È stato un altro anno di grandi cambiamenti per noi, questo 2018.
A marzo ci siamo trasferiti nella nostra nuova casa e, poco dopo, abbiamo lasciato lo studio dove molti di voi ci hanno conosciuti. L’idea era di trovarne un altro, una volta finito di smaltire scatoloni in casa. Ma eccoci a dicembre e qualche scatolone ancora c’è. Quello che forse non c’è più, però, è l’idea di avere un luogo formale in cui ricevere i nostri sposi.
Certo, le mille cose da fare, lo stress, la pigrizia, la bambina, le cavallette…
No, non è così, giurin giurello!
È successo che, in questi mesi, abbiamo incontrato gli sposi nel soggiorno di casa nostra. Abbiamo consegnato album, mostrato servizi, conosciuto coppie che ci faranno compagnia nei prossimi due anni, davanti alle nostre finestre che guardano il mare e seduti sulle nostre coloratissime sedie.
E ci è piaciuto.
(Anche perché questa usanza determina direttamente l’obbligo morale di mantenere un po’ di ordine e disciplina in casa!).
E un giorno ci siamo guardati e ci siamo detti: “Ma sai che forse non bisogna per forza avere uno studio per far capire che siamo – gesto delle virgolette – professionali?” (lo abbiamo detto in coro, nello stesso momento! Sì! Ok, no, non è vero, ma è come se l’avessimo fatto).
“Ma allora i dentisti? I parrucchieri?”
“Va beh, ma che c’entra?”
“No niente, era per dire…”
“Dài, proviamo a vedere se questa cosa regge!”
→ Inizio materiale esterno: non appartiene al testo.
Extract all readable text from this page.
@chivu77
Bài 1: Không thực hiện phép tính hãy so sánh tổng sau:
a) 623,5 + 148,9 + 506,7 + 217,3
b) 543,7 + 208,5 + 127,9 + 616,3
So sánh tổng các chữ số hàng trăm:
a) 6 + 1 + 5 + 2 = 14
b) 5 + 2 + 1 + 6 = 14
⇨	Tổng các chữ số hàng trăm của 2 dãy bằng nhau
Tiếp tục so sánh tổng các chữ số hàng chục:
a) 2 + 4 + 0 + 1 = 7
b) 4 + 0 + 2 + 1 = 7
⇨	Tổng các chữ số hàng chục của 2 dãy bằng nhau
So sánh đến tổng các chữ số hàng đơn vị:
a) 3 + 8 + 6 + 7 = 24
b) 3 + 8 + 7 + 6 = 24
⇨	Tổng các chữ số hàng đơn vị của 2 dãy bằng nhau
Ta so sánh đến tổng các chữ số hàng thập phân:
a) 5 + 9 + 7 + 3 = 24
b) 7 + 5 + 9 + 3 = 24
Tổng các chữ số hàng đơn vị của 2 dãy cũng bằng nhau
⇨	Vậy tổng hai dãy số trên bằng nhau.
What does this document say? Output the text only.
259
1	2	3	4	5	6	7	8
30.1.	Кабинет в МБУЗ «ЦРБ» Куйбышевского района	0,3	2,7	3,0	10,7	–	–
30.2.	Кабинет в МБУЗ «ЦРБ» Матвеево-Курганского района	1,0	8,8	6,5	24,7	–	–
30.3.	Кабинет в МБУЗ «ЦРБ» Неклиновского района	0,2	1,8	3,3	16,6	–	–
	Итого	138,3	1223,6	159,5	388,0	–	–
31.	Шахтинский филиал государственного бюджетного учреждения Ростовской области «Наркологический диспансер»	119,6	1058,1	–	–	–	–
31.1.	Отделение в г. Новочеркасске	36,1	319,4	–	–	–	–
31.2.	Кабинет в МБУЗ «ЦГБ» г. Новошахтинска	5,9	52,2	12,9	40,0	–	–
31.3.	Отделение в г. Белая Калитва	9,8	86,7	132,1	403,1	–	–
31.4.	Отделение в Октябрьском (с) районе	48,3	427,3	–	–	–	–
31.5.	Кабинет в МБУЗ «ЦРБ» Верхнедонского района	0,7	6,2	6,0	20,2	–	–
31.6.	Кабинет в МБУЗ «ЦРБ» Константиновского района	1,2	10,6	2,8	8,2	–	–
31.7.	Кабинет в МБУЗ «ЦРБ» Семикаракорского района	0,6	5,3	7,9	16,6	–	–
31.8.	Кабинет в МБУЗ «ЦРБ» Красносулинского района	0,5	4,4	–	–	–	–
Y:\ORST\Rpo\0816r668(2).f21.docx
Anche perché noi, nel ricevervi a casa, abbiamo avuto sensazioni più genuine, più coinvolgenti di quando vi incontravamo in studio.
Vi abbiamo invitati e accolti nella nostra casa e quindi nella nostra famiglia (ogni tanto razzola per casa anche nostra figlia), perché il giorno del vostro matrimonio noi entreremo (o siamo già entrati) prepotentemente nelle vostre.
Ci siamo aperti e ci apriamo a voi senza il filtro della scrivania, della vetrina, senza fasce orarie predeterminate. Avete visto i nostri quadri, le nostre tazzine da caffè, i nostri colori, quando è stato necessario, il nostro bagno. E qualche centinaia di libri.

Ma non è forse la stessa cosa che succede quando veniamo a fotografare i preparativi a casa vostra o delle vostre famiglie?
Dài, su, preparo il caffè e vi aspetto.
E nel frattempo, dal soggiorno di casa da cui sto scrivendo, avvolta da lucette che non è detto che spariranno il 7 gennaio e dal profumo che arriva dalla casetta di pan di zenzero che abbiamo tentato di decorare con nostra figlia, vi auguro, assieme a Massimo, il migliore dei Natali, che sia il primo da sposati, l’ultimo da fidanzati, che sia in famiglia, in montagna, in vacanza. Ovunque per voi possa significare calore. E riposo. (Vi prego, a noi augurate buon riposo!!!)
Buon Natale dunque da casa nostra, che è un po’ anche la vostra (il mutuo ce lo teniamo noi però, tranquilli).